An Post warns of job losses if fined €12m for not delivering mail on time
AN POST is being sued by the telecoms watchdog for not delivering enough letters on time.
It is facing a fine of up to €12m after the regulator launched the legal action.
The semi-state mail firm warned last night the case may result in job losses among its 9,000 staff and push up the price of postage for consumers.
The company, which handles 2.5 million items of mail every day, last night claimed the move by ComReg could "seriously damage the financial stability" of An Post.
It added that it only heard of the legal case two days ago but vowed it would "contest this action vigorously".
The Communications Workers Union (CWU) described the €12m potential fine as "an outrageous and wasteful attack by an unaccountable quango against An Post and the Irish postal service that will result in the loss of thousands of jobs".
ComReg yesterday confirmed it had begun legal proceedings against An Post over failing to meet next-day delivery targets of 94pc.
The targets were set in 2004.
According to the latest monitoring survey commissioned by the regulator, just 84pc of ordinary mail handled by An Post made the next-day delivery target in the first nine months of 2011.
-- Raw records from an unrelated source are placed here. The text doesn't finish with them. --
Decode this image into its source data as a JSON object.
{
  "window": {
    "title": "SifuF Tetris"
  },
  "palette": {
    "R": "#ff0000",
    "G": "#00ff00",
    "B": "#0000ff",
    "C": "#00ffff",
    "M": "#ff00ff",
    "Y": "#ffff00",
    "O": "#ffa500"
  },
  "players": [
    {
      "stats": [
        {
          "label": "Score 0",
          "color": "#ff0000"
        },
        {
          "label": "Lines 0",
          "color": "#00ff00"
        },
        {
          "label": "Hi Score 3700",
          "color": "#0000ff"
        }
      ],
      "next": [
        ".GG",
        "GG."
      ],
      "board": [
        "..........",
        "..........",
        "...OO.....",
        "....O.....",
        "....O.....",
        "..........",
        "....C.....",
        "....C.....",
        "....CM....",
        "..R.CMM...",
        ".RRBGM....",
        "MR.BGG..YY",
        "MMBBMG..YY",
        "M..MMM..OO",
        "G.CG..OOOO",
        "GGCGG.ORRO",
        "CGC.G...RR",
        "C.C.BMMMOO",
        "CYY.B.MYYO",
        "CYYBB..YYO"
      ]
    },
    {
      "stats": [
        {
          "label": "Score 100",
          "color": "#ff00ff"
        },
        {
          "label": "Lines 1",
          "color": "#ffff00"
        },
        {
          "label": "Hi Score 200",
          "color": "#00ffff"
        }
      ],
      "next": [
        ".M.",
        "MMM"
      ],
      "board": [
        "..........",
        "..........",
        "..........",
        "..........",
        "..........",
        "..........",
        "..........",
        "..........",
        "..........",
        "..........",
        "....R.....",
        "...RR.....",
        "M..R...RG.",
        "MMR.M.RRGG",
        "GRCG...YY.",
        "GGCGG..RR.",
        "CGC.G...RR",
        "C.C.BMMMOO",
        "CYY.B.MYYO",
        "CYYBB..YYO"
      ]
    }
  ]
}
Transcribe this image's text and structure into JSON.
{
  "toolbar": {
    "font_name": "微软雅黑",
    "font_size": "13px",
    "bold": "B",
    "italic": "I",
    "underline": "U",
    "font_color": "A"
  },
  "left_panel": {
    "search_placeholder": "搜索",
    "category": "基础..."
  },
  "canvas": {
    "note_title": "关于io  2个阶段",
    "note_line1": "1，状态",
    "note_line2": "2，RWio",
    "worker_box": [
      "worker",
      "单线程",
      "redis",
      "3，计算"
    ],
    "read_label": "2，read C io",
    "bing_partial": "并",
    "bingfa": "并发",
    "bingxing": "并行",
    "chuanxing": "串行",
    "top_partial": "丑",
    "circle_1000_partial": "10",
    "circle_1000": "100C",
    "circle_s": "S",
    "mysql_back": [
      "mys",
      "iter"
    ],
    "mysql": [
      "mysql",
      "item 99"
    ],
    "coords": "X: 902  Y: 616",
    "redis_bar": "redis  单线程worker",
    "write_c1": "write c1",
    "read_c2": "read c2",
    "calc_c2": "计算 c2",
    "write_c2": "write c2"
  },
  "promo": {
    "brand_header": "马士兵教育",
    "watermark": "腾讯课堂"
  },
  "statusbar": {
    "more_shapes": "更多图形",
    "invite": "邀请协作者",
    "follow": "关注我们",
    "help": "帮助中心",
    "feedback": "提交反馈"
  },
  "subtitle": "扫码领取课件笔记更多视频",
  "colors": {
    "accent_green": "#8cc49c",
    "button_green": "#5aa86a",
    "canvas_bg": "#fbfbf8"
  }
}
However, An Post last night said it had repeatedly sought "clarification and increased transparency" on how the regulator monitors mail delivery.
Any major fine could push An Post from a profit-making company into the red. It is expected to record an operating profit of about €2m in 2011 -- down from €5.8m in 2010.
The volume of mail handled by An Post has slumped by around a quarter -- the equivalent of around 200 million less items of mail and €100m less in revenue generated for the firm -- since the height of the boom in 2007.
Martin Ferris, Sinn Fein's spokesman on communications, said he was "highly suspicious" of the move amid increased debate over the privatisation of some public sector companies.
The commercial semi-state firm stated it was "puzzled" that the regulator was taking action at a time when the mail firm faced challenges from the economic downturn and failing mail volumes.
"We believe this course of legal action flies in the face of the company's commitment to quality of service and could seriously damage the financial stability of An Post," the spokeswoman said.
The firm said it was determined to meet the 94pc target and pointed out the volume of mail successfully delivered the next day has climbed from 72pc in 2004 to 84pc.
"It is worth noting that ComReg will not be liable for the costs of this legal action even if they lose," Steve Fitzpatrick of the CWU said last night.
"Whatever the outcome, An Post will be stuck with a massive legal bill.
"The regulator refuses to share information with An Post on where its service levels are deemed not to be meeting its expectations," he added.
"Furthermore, Comreg samples just 30pc of postal deliveries and completely ignores bulk mail which now accounts for most of An Post business mail services."